2. Boeing has for long time promoted the point-to-point concept rather than the hub-to-hub. So by offering faster non-stop service between LHR-SYD, this new M95 airplane will in fact compete with the A380s used on the same route (SQ, QF, EK and others).
3. Boeing needed a boost of confidence that could be gained by building a brand-new radical design, which would help them to maintain their image.
The big question stays: will the increase of fuel burn per seat of the new M95 plane be compensated by the time /crew /utilization savings offered? Not much data so far. We'll have to wait and see.
777x From , joined Dec 1969, posts, RR:
Reply 12, posted (13 years 4 months 4 days ago) and read 888 times:
Wow! This IMHO represents a bold move by a typically conservative Boeing. Signalling that they think they can attack the middle market while Airbus is busy at the top end.
Will this be a good move? Only time will tell, Boeing & Airbus are now persuing increasingly diverging strategies. Hopefully we will continue to see two major players in the large commercial aircraft market.
All aviation fans have to relish the thought of an all new, unconventional trijet. Can't wait for Boeing to release more details.
RayChuang From United States of America, joined Jun 2000, 7990 posts, RR: 5
Reply 13, posted (13 years 4 months 4 days ago) and read 874 times:
I'm not surprised that Boeing is shelving the 747X project.
The reason is simple: United Airlines, Northwest Airlines, Japan Airlines, All-Nippon Airways, Korean Air, Air China, and Cathay Pacific Airways--the most likely customers for the 747X series--are currently NOT interested in this plane.

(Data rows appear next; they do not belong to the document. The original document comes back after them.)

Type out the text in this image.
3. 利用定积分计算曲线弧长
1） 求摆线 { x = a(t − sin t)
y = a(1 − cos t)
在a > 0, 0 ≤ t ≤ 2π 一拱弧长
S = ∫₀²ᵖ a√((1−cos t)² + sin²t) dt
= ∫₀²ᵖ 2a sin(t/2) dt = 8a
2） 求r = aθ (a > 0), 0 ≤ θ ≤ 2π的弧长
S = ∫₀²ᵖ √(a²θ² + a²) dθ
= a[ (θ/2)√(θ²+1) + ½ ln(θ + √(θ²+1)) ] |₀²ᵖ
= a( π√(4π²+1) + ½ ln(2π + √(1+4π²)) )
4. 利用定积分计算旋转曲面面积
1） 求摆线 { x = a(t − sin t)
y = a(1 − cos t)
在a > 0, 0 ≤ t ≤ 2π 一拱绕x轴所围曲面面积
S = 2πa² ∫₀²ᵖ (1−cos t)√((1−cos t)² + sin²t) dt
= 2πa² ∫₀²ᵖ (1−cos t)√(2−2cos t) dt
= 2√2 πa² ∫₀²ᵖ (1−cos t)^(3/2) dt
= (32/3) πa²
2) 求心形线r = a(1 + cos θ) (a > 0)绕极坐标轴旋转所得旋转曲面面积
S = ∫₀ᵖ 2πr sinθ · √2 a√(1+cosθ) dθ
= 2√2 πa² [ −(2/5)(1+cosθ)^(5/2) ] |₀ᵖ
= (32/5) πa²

I think they would rather want a smaller jet that can fly long routes in less time. This is why I think it appears that the Yellowstone project may be past the initial concept stage and could be headed for the serious development stage, in fact could even get the Boeing 787 moniker as early as the Paris Air Show this coming June.
Rabenschlag From Germany, joined Oct 2000, 1007 posts, RR: 0
Reply 14, posted (13 years 4 months 4 days ago) and read 873 times:
i think it is a fact that fuel burn rises non-linearily with speed. so heighten the speed by ten percent would perhaps heighten the fuel burn by twenty percent depending on speed.
so boeing will have to come up with earth shaking improvements with respect to drag or weight to work against higher fuel burn. otherwise there will be a range problem or a price problem. and think of rising oil prices.
there are three examples in the history of jet aviation that show that extra speed does not lead to success but to bankruptcy: convair CV880/990, TU-144, Concorde.
RayChuang From United States of America, joined Jun 2000, 7990 posts, RR: 5
Reply 15, posted (13 years 4 months 3 days 23 hours ago) and read 828 times:
The reason why the Convair 880/990, Tu-144 and Concorde were no so fuel-efficient was the fact their basic engine design were not conducive to efficient operation.
The modern high-bypass turbofan's basic layout, the improvements in combustor technology, the improvements in front fan design, and application of sophisticated microprocessor controls on engine functions have drastically reduced seat-mile costs in terms of fuel burn.
The Yellowstone project Boeing is now working on is based on improvements in high-bypass engine designs that will allow the plane to fly Mach 0.95-0.97 with essentially the same fuel burn of current widebody jets.
Aa737 From United States of America, joined Oct 1999, 849 posts, RR: 0
Reply 16, posted (13 years 4 months 3 days 22 hours ago) and read 802 times:
Would it be possible for Boeing to make the plane go above Mach 1? IF the plane was sent on transatlantic or transpacific flights, over the ocean it would be possible for the plane to cruise over the speed of sound, and then drop down to Mach .95 over land. I am not sure if this would be even possiblew with the engines Boeing wants to use, but it would possibly help as a selling point.